Each summer, the ASHA Journals team begins the process of recruiting editors-in-chief (EICs), editors, and editorial board members (EBMs). EICs and editors serve 3-year terms. EBMs serve for 1 year, and this year can be renewed as long as the EBM is interested in serving and is invited by the editor to continue.

For those looking to get involved with the ASHA Journals, this 1-year period is the perfect amount of time to determine if serving on the editorial board is right for you, without making a long-term commitment. Serving as an EBM for the ASHA Journals could also be a first step toward making a greater impact on ASHA’s scholarly journals as an editor or EIC.

When Laura Dreisbach Hawe was first asked to review for Perspectives of the ASHA Special Interest Groups, she wasn’t sure she’d end up serving as an editor for the ASHA Journals. “I don’t know what my expectations were,” she said.

However, after a few years reviewing, she was eventually approached about becoming Special Interest Group (SIG) 6 editor in 2019. She soon decided that this was the next step for her, and she hasn’t regretted her decision.

ASHA Journals Board Chair Sumitrajit (“Sumit”) Dhar also served as an editor for Perspectives before becoming editor-in-chief of the American Journal of Audiology (AJA), then beginning his term on the board. “It is tremendously satisfying to be able to shape a publication,” Dhar said. “It is work, but it is rewarding work.”

Reviewing for the ASHA Journals can be a valuable resource on a CV. In the past, verifying reviews while maintaining the integrity of the peer review process was difficult, but now, through ASHA’s partnership with Publons, all peer review records can be easily verified without compromising the anonymity of the peer review process.

Serving on an editorial board can also benefit your professional career in other ways. Dhar said that serving on an editorial board stretches intellectual boundaries and allows a reviewer to interact with people from a variety of backgrounds with many scientific interests. Dreisbach Hawe agreed that she has met and been able to work with a larger variety of people, and that her work reviewing and editing has helped in other facets of her professional life, such as gaining more experience in grant writing and being given more opportunities to serve on committees.

For early-career professionals, getting started reviewing can be daunting. Dreisbach Hawe said that once she performed her first review, the opportunities to perform more reviews presented themselves. “I was surprised at how quickly they find you,” she said.
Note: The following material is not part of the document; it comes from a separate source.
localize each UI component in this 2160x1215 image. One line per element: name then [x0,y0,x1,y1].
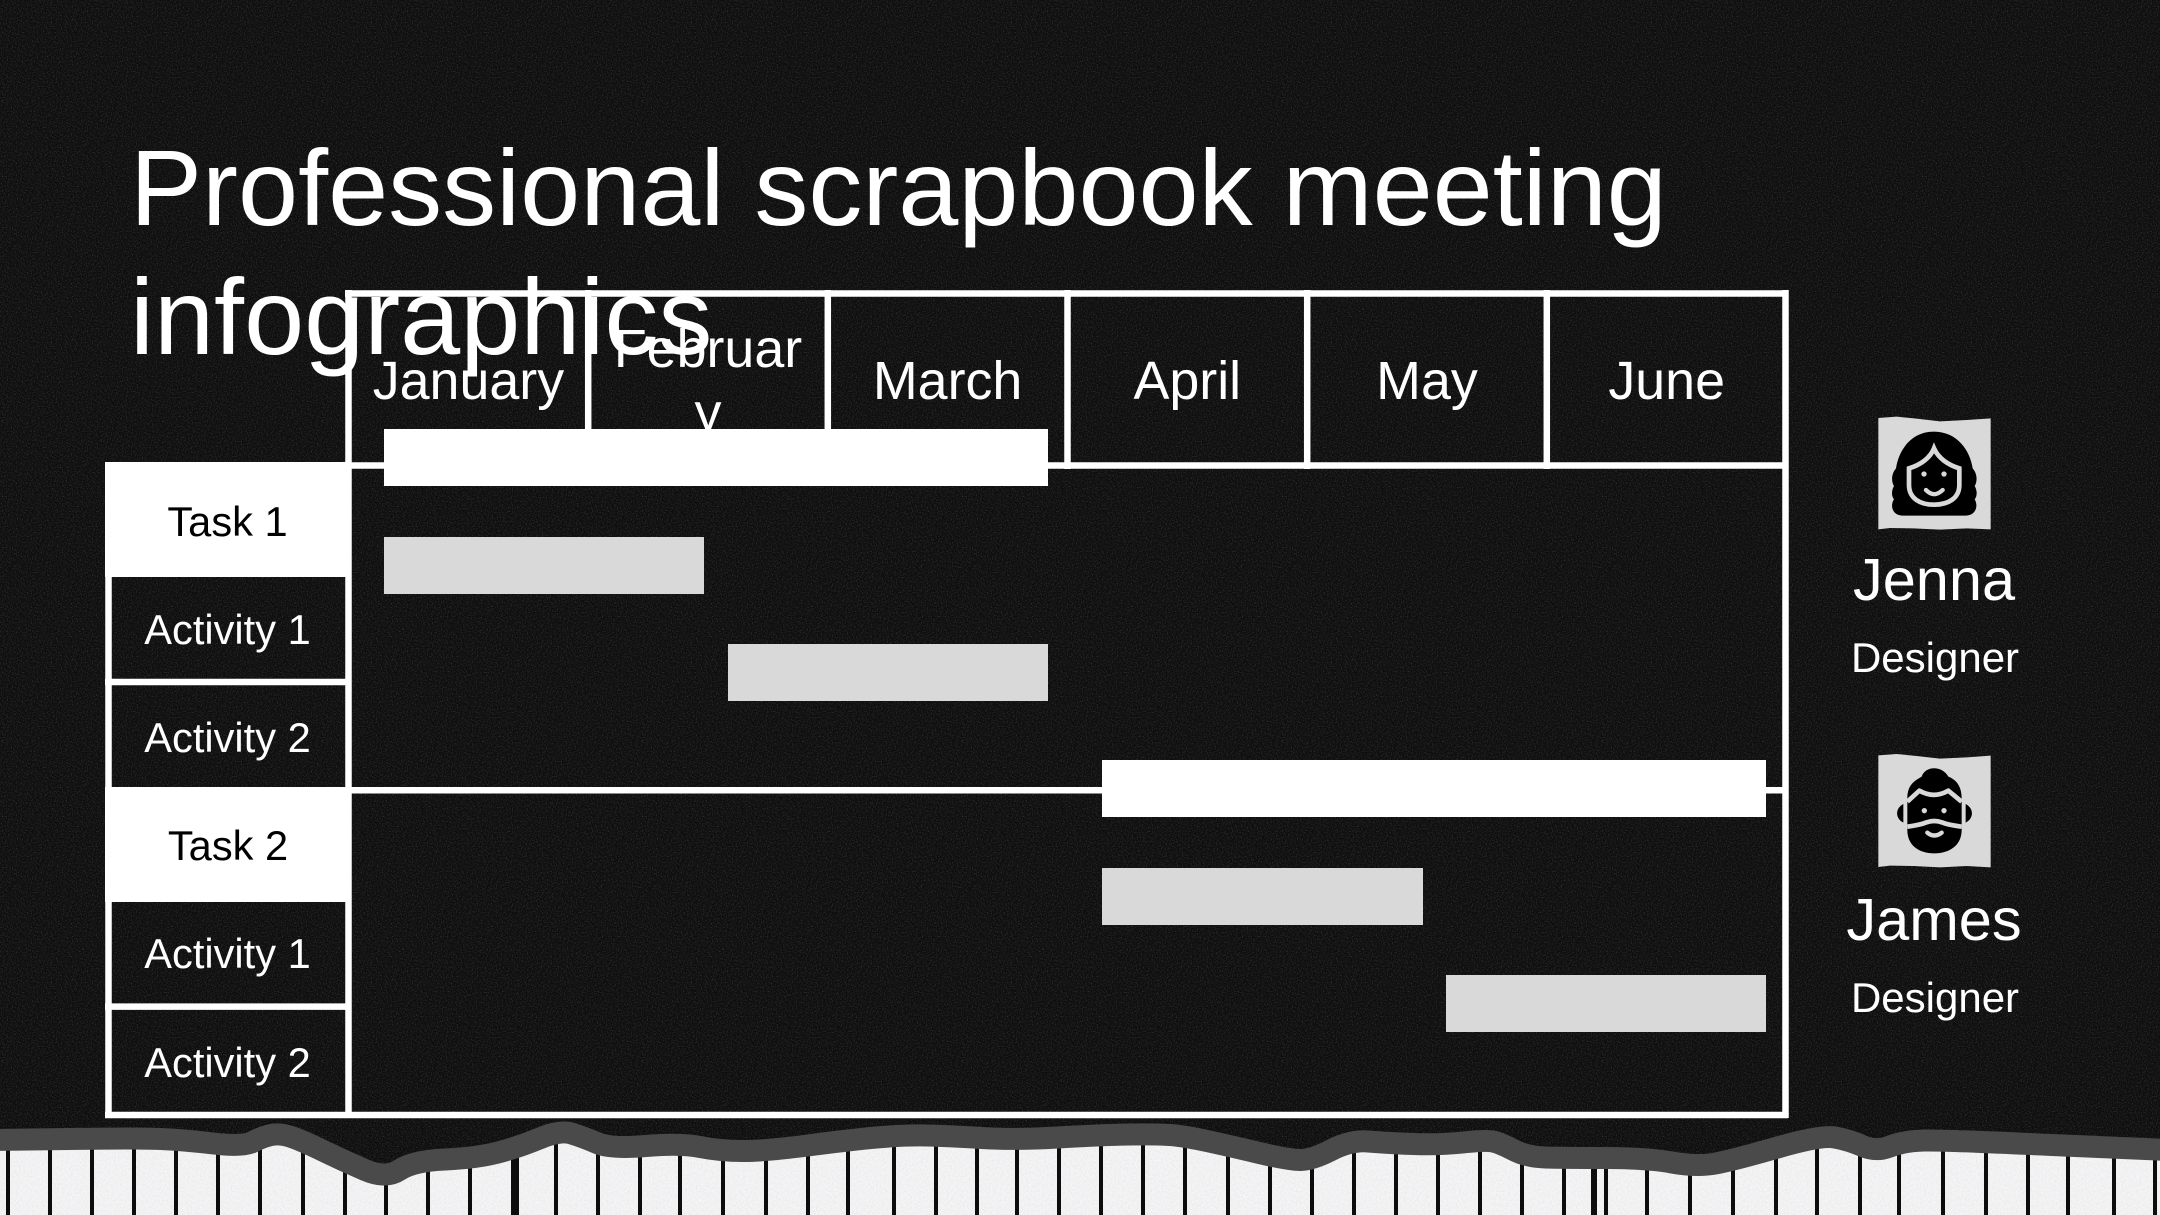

Dreisbach Hawe stressed the importance of finding a balance for new reviewers. “You can’t overcommit,” she said. She also stressed that new reviewers shouldn’t be afraid to ask mentors and peers for help, although this may be counterintuitive to those newly out of grad school who are used to being asked to “sit with” an issue and work their way through it alone. “It doesn’t have to be scary,” she said. For more tips for early-career researchers, see our blog post on the subject.
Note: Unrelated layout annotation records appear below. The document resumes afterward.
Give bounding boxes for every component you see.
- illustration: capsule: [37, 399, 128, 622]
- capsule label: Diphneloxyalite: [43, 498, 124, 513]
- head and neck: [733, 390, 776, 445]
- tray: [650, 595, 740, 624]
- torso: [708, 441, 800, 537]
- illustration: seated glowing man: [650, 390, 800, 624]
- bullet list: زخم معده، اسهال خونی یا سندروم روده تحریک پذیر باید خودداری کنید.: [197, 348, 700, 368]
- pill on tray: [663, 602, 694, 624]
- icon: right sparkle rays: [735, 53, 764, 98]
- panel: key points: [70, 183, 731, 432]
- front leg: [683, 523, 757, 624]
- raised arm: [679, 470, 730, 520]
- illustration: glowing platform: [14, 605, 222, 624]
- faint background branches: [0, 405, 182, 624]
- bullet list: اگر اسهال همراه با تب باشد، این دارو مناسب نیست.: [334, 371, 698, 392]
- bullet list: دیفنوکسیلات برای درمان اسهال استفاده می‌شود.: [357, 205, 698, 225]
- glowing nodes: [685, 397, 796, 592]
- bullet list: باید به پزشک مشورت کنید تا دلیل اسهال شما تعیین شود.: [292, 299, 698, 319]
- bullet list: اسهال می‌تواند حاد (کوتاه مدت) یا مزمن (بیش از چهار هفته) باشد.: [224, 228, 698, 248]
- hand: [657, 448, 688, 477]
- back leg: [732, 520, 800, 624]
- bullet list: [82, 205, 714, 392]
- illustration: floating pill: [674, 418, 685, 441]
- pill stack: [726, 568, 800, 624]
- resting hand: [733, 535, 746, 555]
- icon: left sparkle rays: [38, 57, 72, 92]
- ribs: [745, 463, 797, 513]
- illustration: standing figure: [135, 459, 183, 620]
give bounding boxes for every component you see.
We recommend that, before filling out an expression of interest form, prospective EBMs read more about the role of the EBM and determine which journal they’d like to serve. You can also learn more about the ASHA Journals Board structure, peer review basics, performing a review, and publication ethics with the ASHA Journals’ PREP Development Modules.

Once you’ve decided which ASHA journal is right for you, you can submit your expression of interest. Those interested in becoming reviewers or EBMs can submit an expression of interest year-round. If you’d like to be considered to serve on an Editorial Board in 2021, please submit your expression of interest by August 15, 2020.